Kogelnik’s virtuoso handling of the scissors, her humorous and unconventional play with stencils, silhouettes and a sensitively constructed repertoire of versatile, pre-fabricated picture components (body fragments, tool parts, protagonists of the animal world such as snakes, frogs, ants or bugs) would eventually culminate in the creative device of the mask-like physiognomy – which can be read as a crypto- or self-portrait of the artist – with a significantly jagged shock of hair and cut out eyes and mouths that are always open wide; this has long become Kiki Kogelnik’s unmistakable, emblematic trademark. In a diary entry from 3rd April 1975, Kogelnik wrote “Sam [= Sam Francis] said some very good things about my paintings. About all of them being like a self-portrait.“
The large-scale oil paintings and the hereto referring screen prints of the 1970s and early 1980s (“Women’s Lib“) show bold female figures from the world of advertising and fashion in eccentric poses, “sophisticated, cool and unattached”. Kogelnik vividly questioned female clichés and beauty ideals, and critically screened living environments and lifestyle sceneries.

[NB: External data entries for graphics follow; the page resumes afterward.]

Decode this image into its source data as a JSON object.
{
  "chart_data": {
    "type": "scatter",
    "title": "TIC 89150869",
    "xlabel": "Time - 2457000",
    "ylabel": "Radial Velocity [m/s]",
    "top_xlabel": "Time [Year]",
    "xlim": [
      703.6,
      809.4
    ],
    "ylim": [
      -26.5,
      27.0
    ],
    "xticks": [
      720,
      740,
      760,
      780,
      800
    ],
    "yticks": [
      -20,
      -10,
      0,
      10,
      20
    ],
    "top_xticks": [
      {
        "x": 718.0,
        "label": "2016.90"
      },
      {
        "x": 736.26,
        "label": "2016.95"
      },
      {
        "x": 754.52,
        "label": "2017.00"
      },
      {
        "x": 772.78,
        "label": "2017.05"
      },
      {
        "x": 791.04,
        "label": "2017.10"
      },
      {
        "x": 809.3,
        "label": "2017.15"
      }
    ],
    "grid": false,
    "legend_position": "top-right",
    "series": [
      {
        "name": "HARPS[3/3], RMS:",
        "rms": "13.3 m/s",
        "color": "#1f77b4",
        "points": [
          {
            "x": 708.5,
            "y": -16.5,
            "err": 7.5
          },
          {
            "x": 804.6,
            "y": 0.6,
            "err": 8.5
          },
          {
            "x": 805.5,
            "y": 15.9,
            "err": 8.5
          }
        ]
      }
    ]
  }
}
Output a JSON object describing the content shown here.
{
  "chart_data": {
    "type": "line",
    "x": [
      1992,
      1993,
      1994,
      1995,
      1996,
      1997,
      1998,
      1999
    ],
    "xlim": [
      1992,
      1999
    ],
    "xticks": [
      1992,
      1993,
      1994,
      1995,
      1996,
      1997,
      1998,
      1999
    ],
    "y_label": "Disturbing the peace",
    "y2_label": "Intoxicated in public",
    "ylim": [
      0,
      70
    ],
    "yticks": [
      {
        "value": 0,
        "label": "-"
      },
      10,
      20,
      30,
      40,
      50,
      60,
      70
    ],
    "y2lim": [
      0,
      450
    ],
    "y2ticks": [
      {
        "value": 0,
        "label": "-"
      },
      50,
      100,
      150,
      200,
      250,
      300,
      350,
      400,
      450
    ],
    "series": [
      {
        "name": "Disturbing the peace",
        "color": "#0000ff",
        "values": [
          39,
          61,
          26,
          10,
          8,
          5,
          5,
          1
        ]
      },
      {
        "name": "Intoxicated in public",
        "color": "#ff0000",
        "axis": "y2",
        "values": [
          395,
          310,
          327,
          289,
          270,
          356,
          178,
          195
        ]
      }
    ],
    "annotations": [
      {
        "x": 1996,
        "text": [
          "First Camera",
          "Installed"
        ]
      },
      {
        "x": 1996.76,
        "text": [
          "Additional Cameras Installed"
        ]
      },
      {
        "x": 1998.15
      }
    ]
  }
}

In 1974, Kiki Kogelnik created her first ceramic sculptures in bright colours – full round, colourful women’s heads with circular eyes or sunglasses, ceramic equivalents of her women’s portraits of the “Women´s Lib“ period. “I have a strong connection to sculpture and three-dimensionality”, the artist noted in 1996. As she would never learn the art of turning clay on a pottery wheel, Kiki Kogelnik did not waste time turning towards also adapting the use of stencils – a practice common in painting since the early 1960s – in her ceramic work. Kogelnik rolled out the clay like gingerbread dough, two to three centimetres thick, and used a knife to cut the stencil contours, previously put onto the rolled out dough. “Masks“, faces without mimicry, no portraits, are the dominant subject on her ceramic image carriers. Colourful glazes would finally complete the entirely unique ceramic works. Subsequently, Kiki Kogelnik’s paintings were given “Expansions” in the form of ceramic „Falling-outs”; the artist would negate the limits of the canvas, expanding the two-dimensionality inherent in the images with a three-dimensional component.
Kiki Kogelnik’s manifold pictorial oeuvre passionately fathomed possibilities of medial – performance, painting, three-dimensional objects – and material aesthetics – ceramics, glass, bronze, vinyl – with an attitude that anticipates the zeitgeist and contemporary discourses. Her work found its widely appreciated expression in the colourful, expressive, luminous glass heads, i.e. the series of “Venetian Heads“, “Little Heads“ and “Balloon Heads“, crafted in Murano after 1994. It was with a creative lightness that Kogelnik transformed the water from the Venice lagoon into incomparable glass objects of a metamorphic fascination, chromatic brightness and inimitable elegance or rather transparence of the form.
Kiki Kogelnik’s singular oeuvre persistently defies all categorisation and art historical labelling. Hence, Tom Wesselmann’s conclusion, “She was not Pop, she was strictly Kiki.”